MagazineInterview

Pantopicon

Nik Baerten is a designer at Pantopicon, and in 2013, he worked on Mobilotoop, an on-top project by Flanders In Shape and Design Platform Vlaanderen. Mobilotoop was a policy design project, aimed at thinking about mobility in Flanders in 2040, by way of co-creative methods and open design principles.

As a studio for forward studies and design, Pantopicon shaped and supervised the process, in addition to contributing some knowledge of future developments. In the three two-day workshops, a team of young designers, users and other stakeholders, explored ideas. The result was an ecosystem idea, in which the relations between stakeholders were repositioned, something which could form an incentive for further discussion.

Innovative

“We succeeded in coming up with new possibilities which, admittedly, were too different from the usual for some stakeholders.

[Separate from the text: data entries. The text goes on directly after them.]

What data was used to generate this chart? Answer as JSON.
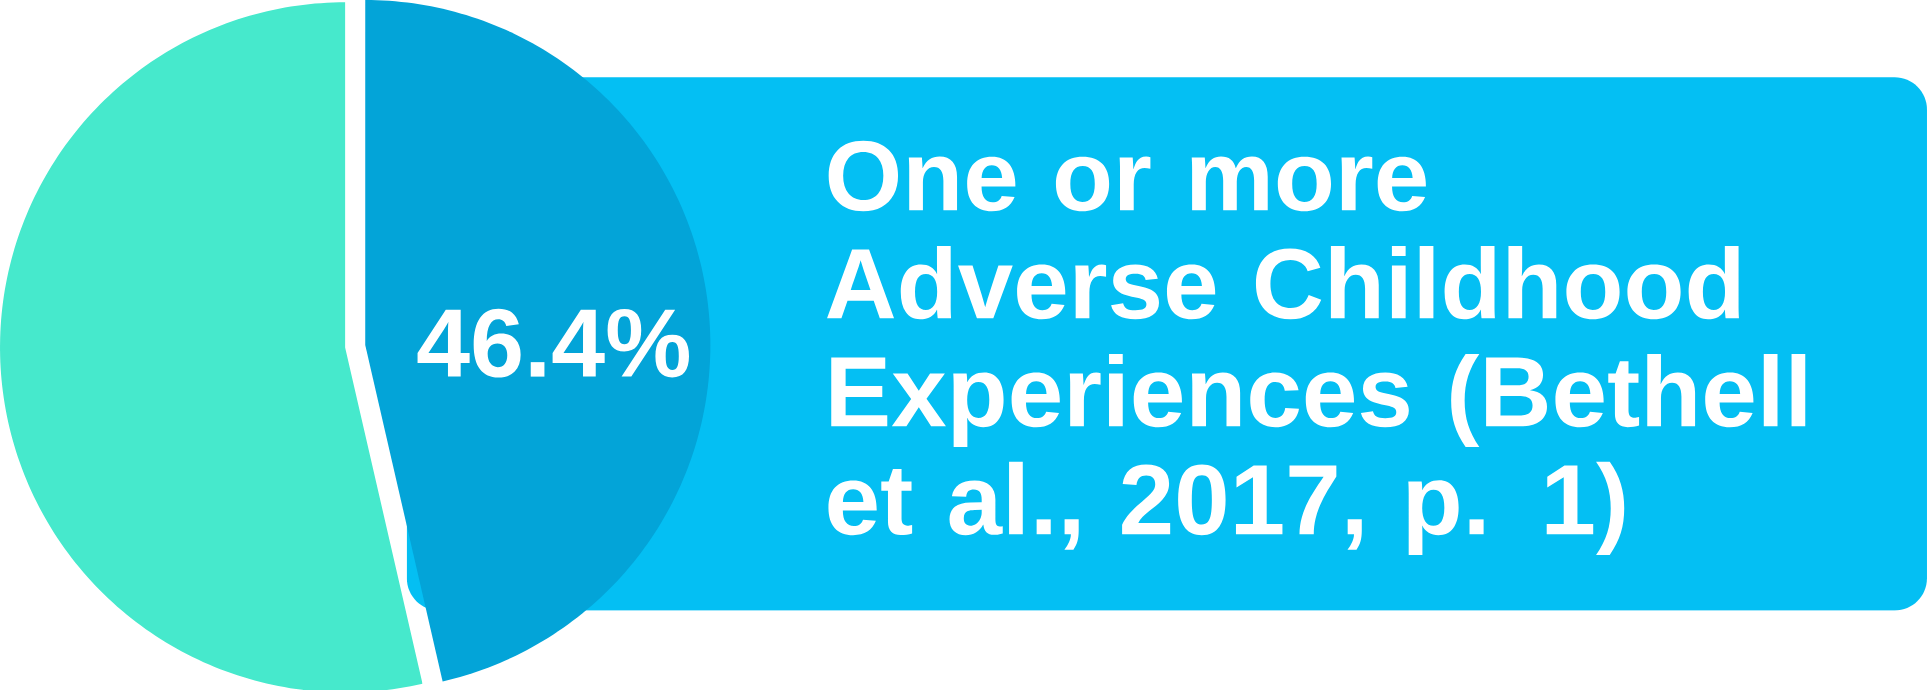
{
  "chart_data": {
    "type": "pie",
    "title": "One or more Adverse Childhood Experiences (Bethell et al., 2017, p. 1)",
    "categories": [
      null,
      null
    ],
    "values": [
      46.4,
      53.6
    ],
    "colors": [
      "#03a4d8",
      "#46e9cc"
    ],
    "value_labels": [
      "46.4%",
      null
    ]
  }
}
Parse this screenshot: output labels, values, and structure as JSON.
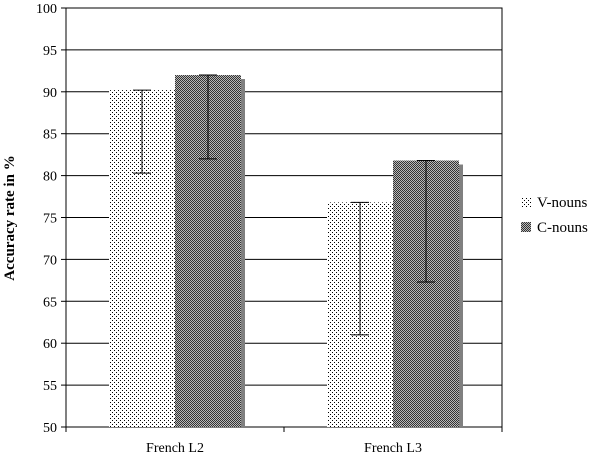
{
  "chart_data": {
    "type": "bar",
    "title": "",
    "xlabel": "",
    "ylabel": "Accuracy rate in %",
    "categories": [
      "French L2",
      "French L3"
    ],
    "ylim": [
      50,
      100
    ],
    "yticks": [
      50,
      55,
      60,
      65,
      70,
      75,
      80,
      85,
      90,
      95,
      100
    ],
    "grid": "horizontal",
    "legend_position": "right",
    "series": [
      {
        "name": "V-nouns",
        "values": [
          90.2,
          76.8
        ],
        "error_low": [
          80.3,
          61.0
        ],
        "error_high": [
          90.2,
          76.8
        ],
        "pattern": "dots"
      },
      {
        "name": "C-nouns",
        "values": [
          92.0,
          81.8
        ],
        "error_low": [
          82.0,
          67.3
        ],
        "error_high": [
          92.0,
          81.8
        ],
        "pattern": "checker"
      }
    ]
  }
}
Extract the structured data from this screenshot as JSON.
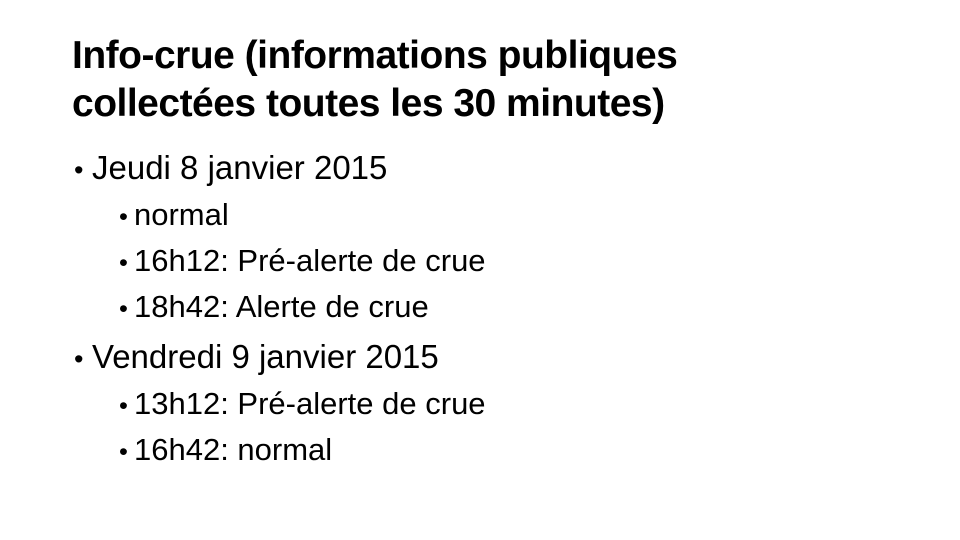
{
  "title": {
    "line1": "Info-crue (informations publiques",
    "line2": "collectées toutes les 30 minutes)"
  },
  "list": {
    "bullet": "•",
    "items": [
      {
        "label": "Jeudi 8 janvier 2015",
        "children": [
          "normal",
          "16h12: Pré-alerte de crue",
          "18h42: Alerte de crue"
        ]
      },
      {
        "label": "Vendredi 9 janvier 2015",
        "children": [
          "13h12: Pré-alerte de crue",
          "16h42: normal"
        ]
      }
    ]
  }
}
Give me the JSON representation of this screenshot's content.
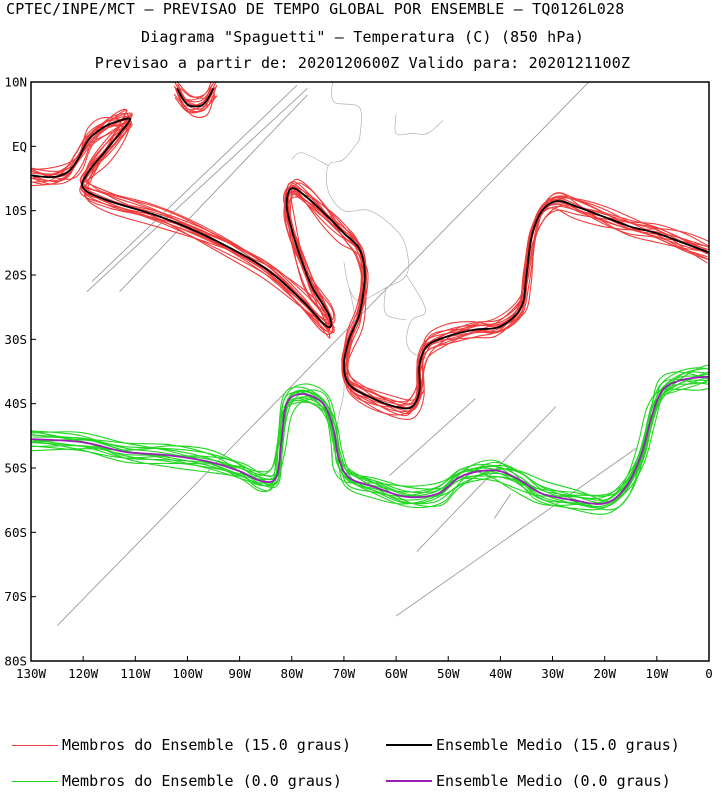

For example, there was a bicycle manufacturer who was suddenly confronted with a situation in which he no longer supplied an end-product, but in which the components would be delivered to a ‘prosumer’ (producer/consumer). That’s contrary to the idea of a monoculture principle.”

System design

“Through open design principles, we thought about how components could be freely used, making them exchangeable. Whereas now car manufacturers still dominate, marketing a kind of black box, which only they can tinker with, we started thinking about building blocks which everyone can use. The contribution to this was the ecosystem idea in which you, as a user, are also at the same time a co-producer or supplier of services. In that sense, we laid the foundations for a new vision of both mobility, and the designing of it.”